When I get that error - I’d like to know what line number that came from - or something else useful about the site of the error. A stack dump would be amazing, since this is all complied code.

I’m running on Ubuntu, 6.10/02. Many thanks in advance!!

Wile_E_Coyote · March 3, 2018, 6:22pm

gwatts · March 3, 2018, 9:08pm

I run this automatically on 100’s of files - so I don’t want to run valgrind or the debugger on everything. Normally, when there is an exception, there is a way to get a crash dump. Is that not the case here? Am I really stuck with valgrind or the debugger?

wlav · March 3, 2018, 11:04pm

Running under gdb will be faster than valgrind, but if that’s also too inconvenient b/c of the number of files, you can try the following code: trace_except2.cxx (4.1 KB)

Build it into a shared library, then preload it. Run it, and use addr2line to get the line from the address + file name that is printed.

gwatts · March 4, 2018, 9:04am

Thanks. Ok, the problem is I have about 100 different processes running. And this is a generic problem - so I was hoping for a generic solution. Something I could look at in a log file. For example, a crash dump from root when the exception is thrown. My ATLAS code gives a crash dump… It seems like ROOT must be doing some extra work to suppress this sort of information.

For this I’ll use one of these techniques to solve my current problem. Hopefully there is something that can be done to solve the generic problem.

wlav · March 4, 2018, 3:36pm

No conspiracy, just how C++ exceptions work: the exception in your case is uncaught until it reaches the ROOT interpreter. At that point, the stack has been unwound and no further information about it is available.

All the tools proposed print the trace at the point of throwing. An alternative, and more general in the sense that you want it I think, is to not print but store the stack trace at point of throwing. Then only print it if the exception reaches the interpreter uncaught. Of course, code that uses lots of exceptions will be heavily penalized that way.

Wile_E_Coyote · March 4, 2018, 3:38pm

@axel Maybe you could incorporate Wim’s solution into CLING?

Axel · March 6, 2018, 10:31am

Yes that’s a known issue; e.g. C# (?) passes the stack trace with exceptions.
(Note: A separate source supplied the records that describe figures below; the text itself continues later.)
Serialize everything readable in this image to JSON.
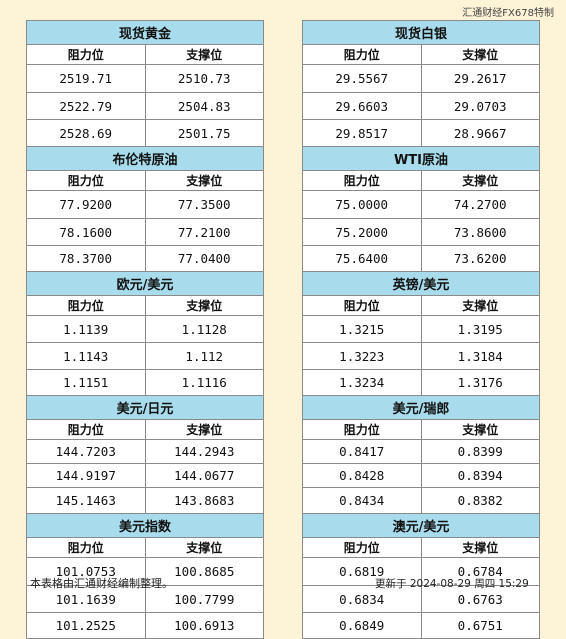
{
  "watermark": "汇通财经FX678特制",
  "headers": {
    "resistance": "阻力位",
    "support": "支撑位"
  },
  "left": [
    {
      "title": "现货黄金",
      "rows": [
        [
          "2519.71",
          "2510.73"
        ],
        [
          "2522.79",
          "2504.83"
        ],
        [
          "2528.69",
          "2501.75"
        ]
      ]
    },
    {
      "title": "布伦特原油",
      "rows": [
        [
          "77.9200",
          "77.3500"
        ],
        [
          "78.1600",
          "77.2100"
        ],
        [
          "78.3700",
          "77.0400"
        ]
      ]
    },
    {
      "title": "欧元/美元",
      "rows": [
        [
          "1.1139",
          "1.1128"
        ],
        [
          "1.1143",
          "1.112"
        ],
        [
          "1.1151",
          "1.1116"
        ]
      ]
    },
    {
      "title": "美元/日元",
      "rows": [
        [
          "144.7203",
          "144.2943"
        ],
        [
          "144.9197",
          "144.0677"
        ],
        [
          "145.1463",
          "143.8683"
        ]
      ]
    },
    {
      "title": "美元指数",
      "rows": [
        [
          "101.0753",
          "100.8685"
        ],
        [
          "101.1639",
          "100.7799"
        ],
        [
          "101.2525",
          "100.6913"
        ]
      ]
    }
  ],
  "right": [
    {
      "title": "现货白银",
      "rows": [
        [
          "29.5567",
          "29.2617"
        ],
        [
          "29.6603",
          "29.0703"
        ],
        [
          "29.8517",
          "28.9667"
        ]
      ]
    },
    {
      "title": "WTI原油",
      "rows": [
        [
          "75.0000",
          "74.2700"
        ],
        [
          "75.2000",
          "73.8600"
        ],
        [
          "75.6400",
          "73.6200"
        ]
      ]
    },
    {
      "title": "英镑/美元",
      "rows": [
        [
          "1.3215",
          "1.3195"
        ],
        [
          "1.3223",
          "1.3184"
        ],
        [
          "1.3234",
          "1.3176"
        ]
      ]
    },
    {
      "title": "美元/瑞郎",
      "rows": [
        [
          "0.8417",
          "0.8399"
        ],
        [
          "0.8428",
          "0.8394"
        ],
        [
          "0.8434",
          "0.8382"
        ]
      ]
    },
    {
      "title": "澳元/美元",
      "rows": [
        [
          "0.6819",
          "0.6784"
        ],
        [
          "0.6834",
          "0.6763"
        ],
        [
          "0.6849",
          "0.6751"
        ]
      ]
    }
  ],
  "footer": {
    "note": "本表格由汇通财经编制整理。",
    "updated": "更新于 2024-08-29 周四 15:29"
  }
}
Forced pre-loading of ABI-specific exception handling code is fairly evil… but maybe I can inject this only if the users sets a certain flag. I have created https://sft.its.cern.ch/jira/browse/ROOT-9296 to keep track of this. Thanks for the code, Wim!
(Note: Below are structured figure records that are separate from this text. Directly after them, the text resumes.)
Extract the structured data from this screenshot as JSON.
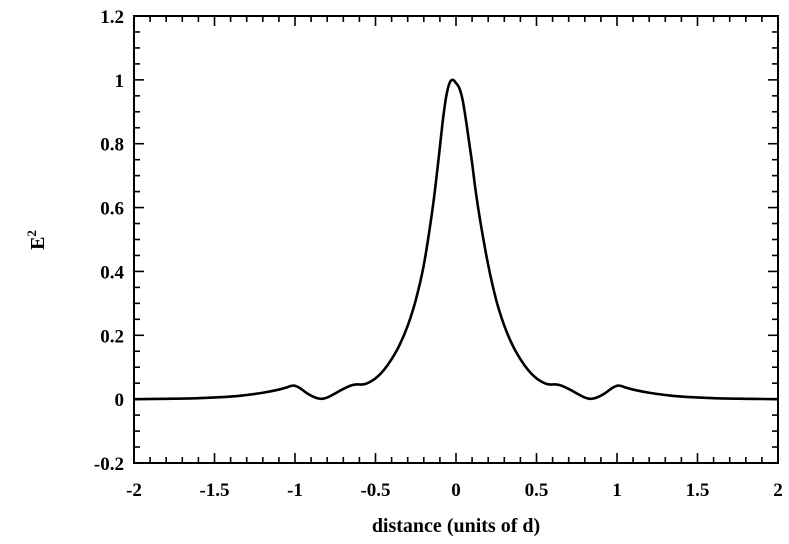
{
  "chart_data": {
    "type": "line",
    "title": "",
    "xlabel": "distance (units of d)",
    "ylabel": "E",
    "ylabel_superscript": "2",
    "xlim": [
      -2,
      2
    ],
    "ylim": [
      -0.2,
      1.2
    ],
    "xticks": [
      "-2",
      "-1.5",
      "-1",
      "-0.5",
      "0",
      "0.5",
      "1",
      "1.5",
      "2"
    ],
    "yticks": [
      "-0.2",
      "0",
      "0.2",
      "0.4",
      "0.6",
      "0.8",
      "1",
      "1.2"
    ],
    "grid": false,
    "legend": "none",
    "series": [
      {
        "x": [
          -2.0,
          -1.8,
          -1.6,
          -1.4,
          -1.3,
          -1.2,
          -1.1,
          -1.05,
          -1.02,
          -1.0,
          -0.97,
          -0.93,
          -0.88,
          -0.84,
          -0.8,
          -0.75,
          -0.7,
          -0.65,
          -0.62,
          -0.58,
          -0.55,
          -0.5,
          -0.45,
          -0.4,
          -0.35,
          -0.3,
          -0.25,
          -0.2,
          -0.15,
          -0.12,
          -0.1,
          -0.08,
          -0.06,
          -0.04,
          -0.02,
          0.0,
          0.02,
          0.04,
          0.06,
          0.08,
          0.1,
          0.12,
          0.15,
          0.2,
          0.25,
          0.3,
          0.35,
          0.4,
          0.45,
          0.5,
          0.55,
          0.58,
          0.62,
          0.65,
          0.7,
          0.75,
          0.8,
          0.84,
          0.88,
          0.93,
          0.97,
          1.0,
          1.02,
          1.05,
          1.1,
          1.2,
          1.3,
          1.4,
          1.6,
          1.8,
          2.0
        ],
        "y": [
          0.0,
          0.001,
          0.003,
          0.008,
          0.013,
          0.02,
          0.03,
          0.037,
          0.042,
          0.042,
          0.035,
          0.02,
          0.006,
          0.001,
          0.005,
          0.018,
          0.032,
          0.043,
          0.046,
          0.046,
          0.05,
          0.065,
          0.09,
          0.125,
          0.17,
          0.23,
          0.31,
          0.42,
          0.58,
          0.7,
          0.79,
          0.88,
          0.95,
          0.99,
          1.0,
          0.99,
          0.975,
          0.94,
          0.88,
          0.81,
          0.74,
          0.66,
          0.56,
          0.42,
          0.31,
          0.23,
          0.17,
          0.125,
          0.09,
          0.065,
          0.05,
          0.046,
          0.046,
          0.043,
          0.032,
          0.018,
          0.005,
          0.001,
          0.006,
          0.02,
          0.035,
          0.042,
          0.042,
          0.037,
          0.03,
          0.02,
          0.013,
          0.008,
          0.003,
          0.001,
          0.0
        ]
      }
    ]
  }
}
gwatts · March 6, 2018, 1:01pm

Thanks!!

C# does add the stack trace to the exception, indeed. But the C# behavior hadn’t entered my mind at all (I swear! I swear! ;-)) Most C++ code I run on Linux generates a stack trace on an uncaught exception. I guess the deal here is that the exception is actually caught by ROOT, and thus isn’t really a “crash” - and so the stack trace is lost (the catching was what I meant by ROOT doing extra work).
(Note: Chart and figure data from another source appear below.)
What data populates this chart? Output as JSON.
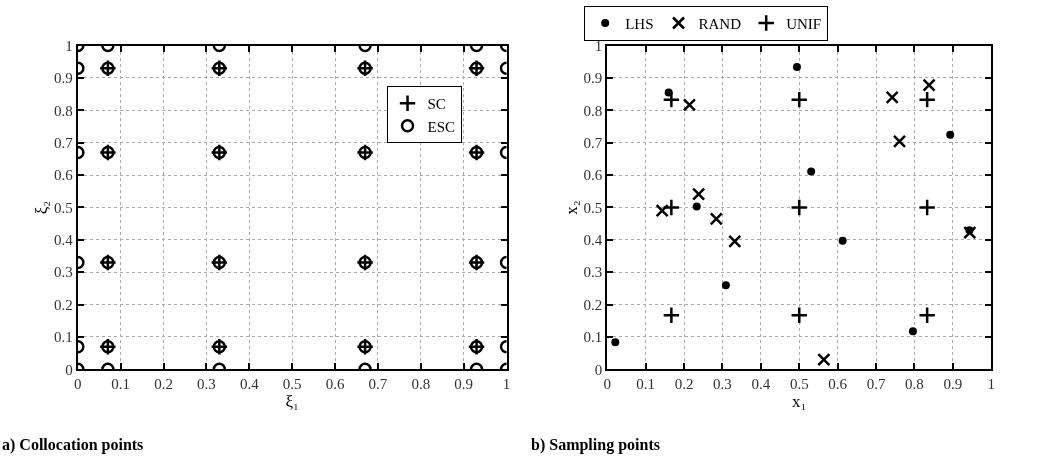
{
  "chart_data": [
    {
      "type": "scatter",
      "xlabel": "ξ₁",
      "ylabel": "ξ₂",
      "annotations": [
        "a) Collocation points"
      ],
      "xlim": [
        0,
        1
      ],
      "ylim": [
        0,
        1
      ],
      "xticks": [
        0,
        0.1,
        0.2,
        0.3,
        0.4,
        0.5,
        0.6,
        0.7,
        0.8,
        0.9,
        1
      ],
      "yticks": [
        0,
        0.1,
        0.2,
        0.3,
        0.4,
        0.5,
        0.6,
        0.7,
        0.8,
        0.9,
        1
      ],
      "grid": true,
      "legend": "top right",
      "series": [
        {
          "name": "SC",
          "color": "#000000",
          "marker": "cross",
          "x": [
            0.07,
            0.07,
            0.07,
            0.07,
            0.33,
            0.33,
            0.33,
            0.33,
            0.67,
            0.67,
            0.67,
            0.67,
            0.93,
            0.93,
            0.93,
            0.93
          ],
          "values": [
            0.07,
            0.33,
            0.67,
            0.93,
            0.07,
            0.33,
            0.67,
            0.93,
            0.07,
            0.33,
            0.67,
            0.93,
            0.07,
            0.33,
            0.67,
            0.93
          ]
        },
        {
          "name": "ESC",
          "color": "#000000",
          "marker": "circle-open",
          "x": [
            0,
            0,
            0,
            0,
            0,
            0,
            0.07,
            0.07,
            0.07,
            0.07,
            0.07,
            0.07,
            0.33,
            0.33,
            0.33,
            0.33,
            0.33,
            0.33,
            0.67,
            0.67,
            0.67,
            0.67,
            0.67,
            0.67,
            0.93,
            0.93,
            0.93,
            0.93,
            0.93,
            0.93,
            1,
            1,
            1,
            1,
            1,
            1
          ],
          "values": [
            0,
            0.07,
            0.33,
            0.67,
            0.93,
            1,
            0,
            0.07,
            0.33,
            0.67,
            0.93,
            1,
            0,
            0.07,
            0.33,
            0.67,
            0.93,
            1,
            0,
            0.07,
            0.33,
            0.67,
            0.93,
            1,
            0,
            0.07,
            0.33,
            0.67,
            0.93,
            1,
            0,
            0.07,
            0.33,
            0.67,
            0.93,
            1
          ]
        }
      ]
    },
    {
      "type": "scatter",
      "xlabel": "x₁",
      "ylabel": "x₂",
      "annotations": [
        "b) Sampling points"
      ],
      "xlim": [
        0,
        1
      ],
      "ylim": [
        0,
        1
      ],
      "xticks": [
        0,
        0.1,
        0.2,
        0.3,
        0.4,
        0.5,
        0.6,
        0.7,
        0.8,
        0.9,
        1
      ],
      "yticks": [
        0,
        0.1,
        0.2,
        0.3,
        0.4,
        0.5,
        0.6,
        0.7,
        0.8,
        0.9,
        1
      ],
      "grid": true,
      "legend": "top left",
      "series": [
        {
          "name": "LHS",
          "color": "#000000",
          "marker": "circle",
          "x": [
            0.021,
            0.16,
            0.233,
            0.309,
            0.494,
            0.531,
            0.613,
            0.796,
            0.893,
            0.943
          ],
          "values": [
            0.084,
            0.855,
            0.503,
            0.26,
            0.934,
            0.611,
            0.397,
            0.118,
            0.725,
            0.43
          ]
        },
        {
          "name": "RAND",
          "color": "#000000",
          "marker": "x",
          "x": [
            0.143,
            0.214,
            0.238,
            0.284,
            0.332,
            0.564,
            0.742,
            0.761,
            0.838,
            0.944
          ],
          "values": [
            0.49,
            0.817,
            0.541,
            0.465,
            0.395,
            0.03,
            0.84,
            0.704,
            0.878,
            0.422
          ]
        },
        {
          "name": "UNIF",
          "color": "#000000",
          "marker": "cross",
          "x": [
            0.167,
            0.167,
            0.167,
            0.5,
            0.5,
            0.5,
            0.833,
            0.833,
            0.833
          ],
          "values": [
            0.167,
            0.5,
            0.833,
            0.167,
            0.5,
            0.833,
            0.167,
            0.5,
            0.833
          ]
        }
      ]
    }
  ]
}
I have since fixed the source fo the bug, but it took some time to isolate this crash from my framework. And, indeed, once I’d isolated it, had I seen the line of code that triggered the exception I probably would have had the bug in a few minutes.

Axel · March 6, 2018, 1:24pm

Can you point me to a C++ program that does it? ATHENA I guess, thanks to Wim’s code - but otherwise they emit a mere

terminate called after throwing an instance of '...'
Aborted

But I totally understand how useful it is; we’ll see how to add it!

sbinet · March 6, 2018, 1:53pm

actually, IIRC (and if this hasn’t changed since I left Atlas), the stack trace happy Atlassians used to get was provided by good ol’ Seal from LCG:

system · March 20, 2018, 1:53pm

This topic was automatically closed 14 days after the last reply. New replies are no longer allowed.